Advances in antimicrobial coatings

Friday, 11 July, 2008

A team of researchers has produced new antimicrobial coatings with potential to prevent diseases from spreading on contaminated surfaces.

Researchers at Auburn University’s Samuel Ginn College of Engineering mixed solutions of lysozyme, a natural product with antimicrobial properties found in egg whites and human tears, with single-walled carbon nanotubes, or SWNTs, which are strong, microscopic pieces of carbon.

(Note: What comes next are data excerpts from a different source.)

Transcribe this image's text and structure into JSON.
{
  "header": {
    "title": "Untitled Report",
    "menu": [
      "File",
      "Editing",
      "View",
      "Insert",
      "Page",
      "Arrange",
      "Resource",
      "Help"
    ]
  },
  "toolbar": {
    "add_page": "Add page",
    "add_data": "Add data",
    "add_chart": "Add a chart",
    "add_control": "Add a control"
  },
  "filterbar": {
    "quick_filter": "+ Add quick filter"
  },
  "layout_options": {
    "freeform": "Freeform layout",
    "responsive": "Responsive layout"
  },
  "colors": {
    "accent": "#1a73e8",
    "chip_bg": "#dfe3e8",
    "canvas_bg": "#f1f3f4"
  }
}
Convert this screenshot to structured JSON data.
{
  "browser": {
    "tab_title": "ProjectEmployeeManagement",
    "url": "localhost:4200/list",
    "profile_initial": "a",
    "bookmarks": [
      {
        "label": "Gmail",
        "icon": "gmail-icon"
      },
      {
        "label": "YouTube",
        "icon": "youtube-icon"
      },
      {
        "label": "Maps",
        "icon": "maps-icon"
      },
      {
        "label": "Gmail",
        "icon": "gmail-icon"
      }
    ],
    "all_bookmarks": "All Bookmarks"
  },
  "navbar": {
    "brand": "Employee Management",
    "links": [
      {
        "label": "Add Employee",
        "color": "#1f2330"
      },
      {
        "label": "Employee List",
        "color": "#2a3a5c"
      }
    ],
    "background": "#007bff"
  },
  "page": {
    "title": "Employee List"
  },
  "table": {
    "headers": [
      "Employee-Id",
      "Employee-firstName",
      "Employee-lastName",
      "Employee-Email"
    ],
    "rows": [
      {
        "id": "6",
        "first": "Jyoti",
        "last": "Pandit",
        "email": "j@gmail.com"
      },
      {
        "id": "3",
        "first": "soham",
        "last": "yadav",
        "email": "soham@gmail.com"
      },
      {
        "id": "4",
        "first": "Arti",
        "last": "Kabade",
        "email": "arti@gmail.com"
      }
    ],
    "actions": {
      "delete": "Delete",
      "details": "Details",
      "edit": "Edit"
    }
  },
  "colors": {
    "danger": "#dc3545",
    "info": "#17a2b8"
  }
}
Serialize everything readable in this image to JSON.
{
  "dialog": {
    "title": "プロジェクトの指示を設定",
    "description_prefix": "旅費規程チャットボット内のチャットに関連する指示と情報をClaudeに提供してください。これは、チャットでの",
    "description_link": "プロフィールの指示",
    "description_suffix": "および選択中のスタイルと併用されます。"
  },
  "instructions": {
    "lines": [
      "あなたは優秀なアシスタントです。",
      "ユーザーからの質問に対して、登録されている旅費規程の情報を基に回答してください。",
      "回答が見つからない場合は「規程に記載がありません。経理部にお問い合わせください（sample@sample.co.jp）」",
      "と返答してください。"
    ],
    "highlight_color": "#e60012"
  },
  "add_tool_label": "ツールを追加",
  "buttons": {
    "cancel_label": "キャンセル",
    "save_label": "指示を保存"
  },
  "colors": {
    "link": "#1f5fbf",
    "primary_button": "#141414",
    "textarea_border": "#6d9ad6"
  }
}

SWNTs, at one nanometer in diameter, are a perfect cylinder of carbon and keep the lysozyme intact in the coating.

Lysozyme itself is very tough, but single-walled carbon nanotubes, on the other hand, are among the strongest materials known to man. While they are 100 times as strong as steel, they have only one-sixth the weight.

By using layer-by-layer deposition, the team demonstrated the inability of intact Staphylococcus aureus cells to grow on antimicrobial surfaces.

Disinfection generally requires rigorous cleaning with solvent that must remain wet for a given period of time to ensure that surface germs are killed. In contrast, the Auburn researchers have created a surface that is inherently antimicrobial, so how long it is wet is not an issue.

The research paper, 'Strong Antimicrobial Coatings: Single-Walled Carbon Nanotubes Armored with Biopolymers', was recently featured in Nano Letters.